- Olise descarta contratos com marcas para patrocínio de chuteira
- Craque francês vai na contramão de outros jogadores e prefere ter poder de escolha do que lucrar com parceiros e ter que usar determinado calçado
- Uso de modelos definidos pelas marcas é prática comum entre atletas patrocinados
Enquanto boa parte dos principais jogadores do futebol mundial mantém contratos milionários com fabricantes de chuteiras, Michael Olise segue um caminho diferente. O atacante da seleção francesa e do Bayern de Munique tem recusado propostas de empresas do setor, mesmo diante da possibilidade de receber valores elevados em acordos de patrocínio.
A decisão está ligada à liberdade de escolher qual modelo utilizar em cada partida. Sem vínculo com nenhuma marca, Olise prefere definir o calçado de acordo com o conforto e, em algumas ocasiões, também pela combinação com as cores do uniforme que veste em campo.
Essa preferência pode ser observada em diferentes jogos. Quando atua com o uniforme vermelho do Bayern de Munique, costuma entrar em campo com chuteiras da mesma cor.

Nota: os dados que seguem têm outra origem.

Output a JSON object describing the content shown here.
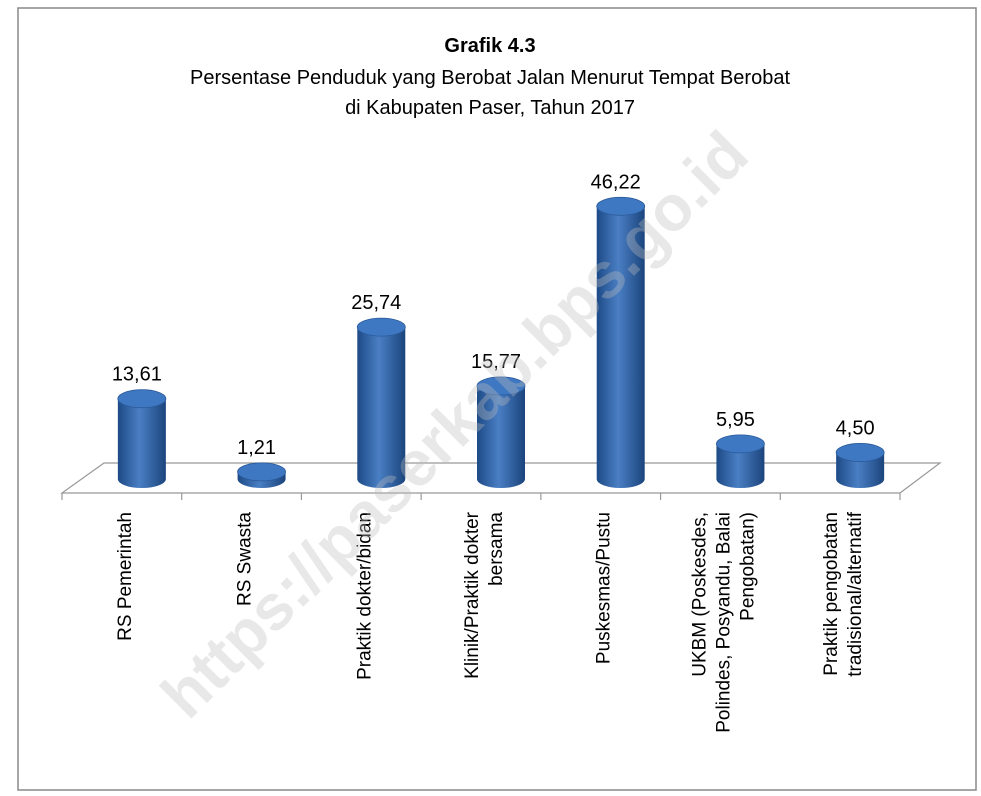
{
  "chart_data": {
    "type": "bar",
    "title": "Grafik 4.3",
    "subtitle": [
      "Persentase Penduduk yang Berobat Jalan Menurut Tempat Berobat",
      "di Kabupaten Paser, Tahun 2017"
    ],
    "categories": [
      [
        "RS Pemerintah"
      ],
      [
        "RS Swasta"
      ],
      [
        "Praktik dokter/bidan"
      ],
      [
        "Klinik/Praktik dokter",
        "bersama"
      ],
      [
        "Puskesmas/Pustu"
      ],
      [
        "UKBM (Poskesdes,",
        "Polindes, Posyandu, Balai",
        "Pengobatan)"
      ],
      [
        "Praktik pengobatan",
        "tradisional/alternatif"
      ]
    ],
    "values": [
      13.61,
      1.21,
      25.74,
      15.77,
      46.22,
      5.95,
      4.5
    ],
    "value_labels": [
      "13,61",
      "1,21",
      "25,74",
      "15,77",
      "46,22",
      "5,95",
      "4,50"
    ],
    "color": "#3a6fb5",
    "watermark": "https://paserkab.bps.go.id"
  }
}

Já pela seleção francesa, adapta a escolha conforme o visual do uniforme. Na estreia da Copa do Mundo 2026, por exemplo, utilizou um modelo branco para acompanhar o conjunto formado por camisa azul, calções brancos e meiões vermelhos, priorizando a harmonia do visual, sem necessariamente seguir a cor dos meiões.
A autonomia para decidir o calçado é justamente o que faz o francês rejeitar ofertas de patrocínio. O cenário contrasta com o da maioria dos atletas de elite, que precisam utilizar os modelos definidos pelas marcas em razão dos contratos comerciais.

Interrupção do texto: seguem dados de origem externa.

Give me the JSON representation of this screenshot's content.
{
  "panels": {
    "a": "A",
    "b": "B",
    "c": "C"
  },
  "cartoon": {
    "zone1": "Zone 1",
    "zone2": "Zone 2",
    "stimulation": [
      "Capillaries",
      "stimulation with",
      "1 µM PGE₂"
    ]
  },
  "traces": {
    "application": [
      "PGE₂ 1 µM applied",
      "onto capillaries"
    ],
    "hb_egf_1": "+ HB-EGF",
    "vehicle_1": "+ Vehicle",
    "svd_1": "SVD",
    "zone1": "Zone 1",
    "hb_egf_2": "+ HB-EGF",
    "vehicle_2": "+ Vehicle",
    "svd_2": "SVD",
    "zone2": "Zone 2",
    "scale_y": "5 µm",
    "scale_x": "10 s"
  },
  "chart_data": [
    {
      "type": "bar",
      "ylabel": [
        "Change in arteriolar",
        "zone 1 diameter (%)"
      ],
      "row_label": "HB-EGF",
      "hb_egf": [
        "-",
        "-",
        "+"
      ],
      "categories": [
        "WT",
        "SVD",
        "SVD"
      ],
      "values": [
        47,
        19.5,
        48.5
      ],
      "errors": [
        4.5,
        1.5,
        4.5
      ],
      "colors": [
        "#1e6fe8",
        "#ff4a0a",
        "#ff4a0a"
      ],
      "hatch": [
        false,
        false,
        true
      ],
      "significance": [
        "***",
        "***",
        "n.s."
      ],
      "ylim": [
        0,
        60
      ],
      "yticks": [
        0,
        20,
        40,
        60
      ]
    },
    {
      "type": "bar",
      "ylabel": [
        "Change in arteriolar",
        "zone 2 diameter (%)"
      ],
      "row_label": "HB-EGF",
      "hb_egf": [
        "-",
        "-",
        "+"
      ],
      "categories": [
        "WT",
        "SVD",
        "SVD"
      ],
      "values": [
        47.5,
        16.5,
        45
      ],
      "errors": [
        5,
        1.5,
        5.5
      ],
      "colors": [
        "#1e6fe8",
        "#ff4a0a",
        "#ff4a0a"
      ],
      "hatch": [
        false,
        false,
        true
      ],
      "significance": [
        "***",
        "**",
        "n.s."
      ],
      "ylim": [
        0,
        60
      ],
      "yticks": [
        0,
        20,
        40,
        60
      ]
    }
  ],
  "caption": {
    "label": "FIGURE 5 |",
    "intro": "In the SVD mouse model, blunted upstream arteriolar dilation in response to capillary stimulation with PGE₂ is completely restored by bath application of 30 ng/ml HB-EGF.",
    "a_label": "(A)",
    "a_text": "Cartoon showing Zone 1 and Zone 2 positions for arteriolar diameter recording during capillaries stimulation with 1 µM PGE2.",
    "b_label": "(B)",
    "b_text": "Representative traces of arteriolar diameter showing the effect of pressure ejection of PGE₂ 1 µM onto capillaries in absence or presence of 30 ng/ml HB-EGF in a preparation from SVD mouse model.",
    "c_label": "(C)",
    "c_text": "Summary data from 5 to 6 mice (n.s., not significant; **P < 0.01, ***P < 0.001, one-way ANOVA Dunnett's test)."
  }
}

Na Copa de 2026, por exemplo, tornou-se comum ver diversos jogadores usando chuteiras rosas, uma escolha das fabricantes para dar visibilidade aos novos modelos. A estratégia também refletiu no mercado, com as vendas desse tipo de calçado registrando um aumento de quase 50% durante o Mundial de seleções.
Como não possui vínculo com nenhuma empresa do segmento, Olise fica fora dessa estratégia comercial e mantém a liberdade para definir o calçado que utilizará em cada partida. Segundo o ge, pessoas próximas ao jogador afirmaram ao jornal francês L’Equipe que ele não tem contrato e não tem o menor interesse em ter.

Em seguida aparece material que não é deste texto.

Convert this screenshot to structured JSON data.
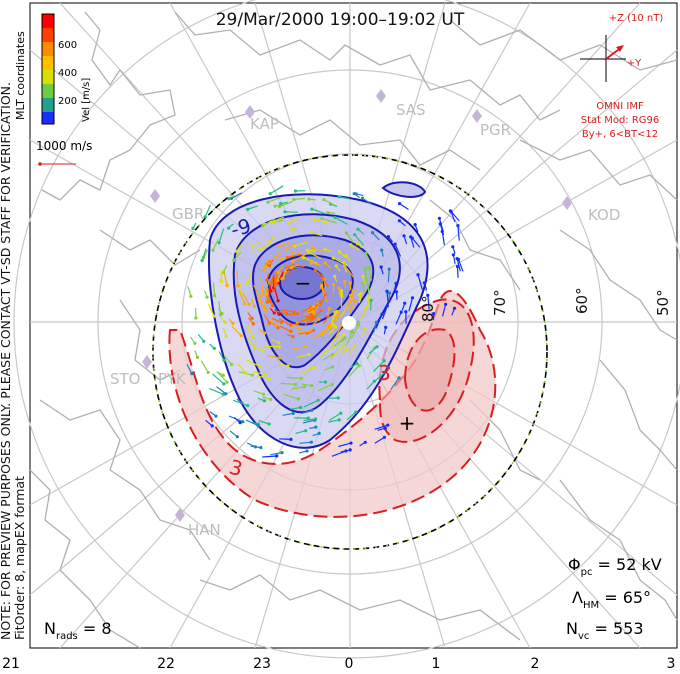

A postura contrasta com a realidade de outros atletas do futebol internacional. Um dos principais exemplos é Neymar Jr., que possui o maior contrato de patrocínio de chuteiras do mundo e recebe cerca de £ 23 milhões por temporada da Puma, valor equivalente a aproximadamente R$ 157 milhões na cotação atual.
Enquanto grande parte dos jogadores associa a escolha do equipamento aos acordos comerciais, Olise mantém a preferência por decidir, de forma independente, qual chuteira utilizar em cada partida.